Nairobi, Kenya | ISS TODAY | Kenya’s Supreme Court has been widely – and rightly – hailed for its bold, historic and unprecedented decision last week to annul the 8 August election victory of President Uhuru Kenyatta. As far as can be established, this is the first time an African court has upheld a challenge to an incumbent victory in an election.
But the court has also set Kenya up for an even more fraught rerun election on 17 October than the last one. Both main candidates, Kenyatta and his rival Raila Odinga, are more convinced than ever that they were the rightful winners of last month’s contest – and are therefore even less likely to concede defeat.
The Supreme Court gave the Independent Electoral and Boundaries Commission (IEBC) 60 days to hold the rerun. That was already too tight a schedule, practically speaking. But the IEBC then announced this week that the elections would be held on 17 October – even sooner than the deadline.
However Odinga vowed on Tuesday that he wouldn’t participate in the poll unless he was given ‘legal and constitutional’ guarantees. These include the removal of some IEBC officials. He wants them to be criminally charged.

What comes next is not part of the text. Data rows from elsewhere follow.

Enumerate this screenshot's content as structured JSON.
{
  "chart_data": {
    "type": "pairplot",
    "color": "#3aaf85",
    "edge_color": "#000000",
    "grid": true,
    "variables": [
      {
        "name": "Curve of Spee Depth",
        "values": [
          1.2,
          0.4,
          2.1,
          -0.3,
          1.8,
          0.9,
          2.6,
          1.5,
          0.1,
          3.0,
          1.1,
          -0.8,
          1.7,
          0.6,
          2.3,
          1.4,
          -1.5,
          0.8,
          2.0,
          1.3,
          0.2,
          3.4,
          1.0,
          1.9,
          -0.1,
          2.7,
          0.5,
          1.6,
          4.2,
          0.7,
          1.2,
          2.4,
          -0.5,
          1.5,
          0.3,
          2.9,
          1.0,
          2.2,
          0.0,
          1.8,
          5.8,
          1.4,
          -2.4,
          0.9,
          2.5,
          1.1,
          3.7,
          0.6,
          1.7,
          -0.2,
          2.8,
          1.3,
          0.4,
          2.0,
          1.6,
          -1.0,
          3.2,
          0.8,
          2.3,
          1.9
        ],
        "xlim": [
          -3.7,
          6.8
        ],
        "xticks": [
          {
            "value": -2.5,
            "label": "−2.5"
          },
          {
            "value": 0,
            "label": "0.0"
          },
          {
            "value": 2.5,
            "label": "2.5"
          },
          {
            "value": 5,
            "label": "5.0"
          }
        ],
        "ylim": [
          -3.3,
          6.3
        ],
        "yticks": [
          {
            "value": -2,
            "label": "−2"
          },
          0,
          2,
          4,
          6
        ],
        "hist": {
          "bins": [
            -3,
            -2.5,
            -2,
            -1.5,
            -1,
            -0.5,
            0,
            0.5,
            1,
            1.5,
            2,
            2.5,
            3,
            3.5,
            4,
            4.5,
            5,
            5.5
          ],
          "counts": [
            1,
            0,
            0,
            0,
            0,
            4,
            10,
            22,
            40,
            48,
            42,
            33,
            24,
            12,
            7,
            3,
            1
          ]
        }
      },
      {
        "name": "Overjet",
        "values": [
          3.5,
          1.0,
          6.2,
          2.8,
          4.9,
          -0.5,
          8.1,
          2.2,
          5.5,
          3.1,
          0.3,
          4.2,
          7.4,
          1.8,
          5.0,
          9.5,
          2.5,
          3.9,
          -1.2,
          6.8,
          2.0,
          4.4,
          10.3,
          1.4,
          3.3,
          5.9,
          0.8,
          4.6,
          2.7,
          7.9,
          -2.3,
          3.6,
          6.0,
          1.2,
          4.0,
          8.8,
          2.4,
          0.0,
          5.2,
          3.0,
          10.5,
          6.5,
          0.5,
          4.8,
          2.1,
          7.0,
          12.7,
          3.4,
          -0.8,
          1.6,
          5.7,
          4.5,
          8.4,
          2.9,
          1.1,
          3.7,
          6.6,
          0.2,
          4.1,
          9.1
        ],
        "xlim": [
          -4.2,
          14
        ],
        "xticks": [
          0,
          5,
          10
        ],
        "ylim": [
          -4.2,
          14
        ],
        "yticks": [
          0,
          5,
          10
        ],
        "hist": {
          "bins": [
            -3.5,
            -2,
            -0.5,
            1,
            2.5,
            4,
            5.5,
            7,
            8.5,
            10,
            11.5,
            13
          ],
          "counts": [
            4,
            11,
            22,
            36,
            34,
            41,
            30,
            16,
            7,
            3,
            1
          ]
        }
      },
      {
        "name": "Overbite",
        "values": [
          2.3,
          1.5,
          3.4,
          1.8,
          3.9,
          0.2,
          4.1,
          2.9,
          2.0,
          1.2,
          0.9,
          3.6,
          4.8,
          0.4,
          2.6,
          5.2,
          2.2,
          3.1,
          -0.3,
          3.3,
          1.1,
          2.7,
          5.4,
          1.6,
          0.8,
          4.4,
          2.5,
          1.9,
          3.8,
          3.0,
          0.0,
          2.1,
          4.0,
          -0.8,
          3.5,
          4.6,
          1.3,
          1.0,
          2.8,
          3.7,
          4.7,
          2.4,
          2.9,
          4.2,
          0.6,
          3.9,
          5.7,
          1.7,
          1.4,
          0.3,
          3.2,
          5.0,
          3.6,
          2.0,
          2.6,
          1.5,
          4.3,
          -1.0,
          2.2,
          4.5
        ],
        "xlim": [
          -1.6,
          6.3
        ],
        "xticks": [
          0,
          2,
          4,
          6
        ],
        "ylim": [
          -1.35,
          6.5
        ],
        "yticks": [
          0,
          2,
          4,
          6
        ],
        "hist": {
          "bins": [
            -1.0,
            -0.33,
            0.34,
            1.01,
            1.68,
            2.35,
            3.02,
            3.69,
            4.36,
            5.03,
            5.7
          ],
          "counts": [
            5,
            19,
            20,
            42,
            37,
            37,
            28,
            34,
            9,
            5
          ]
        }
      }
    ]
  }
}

Last Friday when the Supreme Court annulled the election, it laid the blame squarely on the IEBC, saying it hadn’t conducted the 8 August poll in line with the constitution and the electoral laws. It also said the IEBC had perpetrated ‘irregularities and illegalities’ in transmitting the voting figures from polling stations to central tallying centres. The court said it would publish the full reasons for its decisions within 21 days.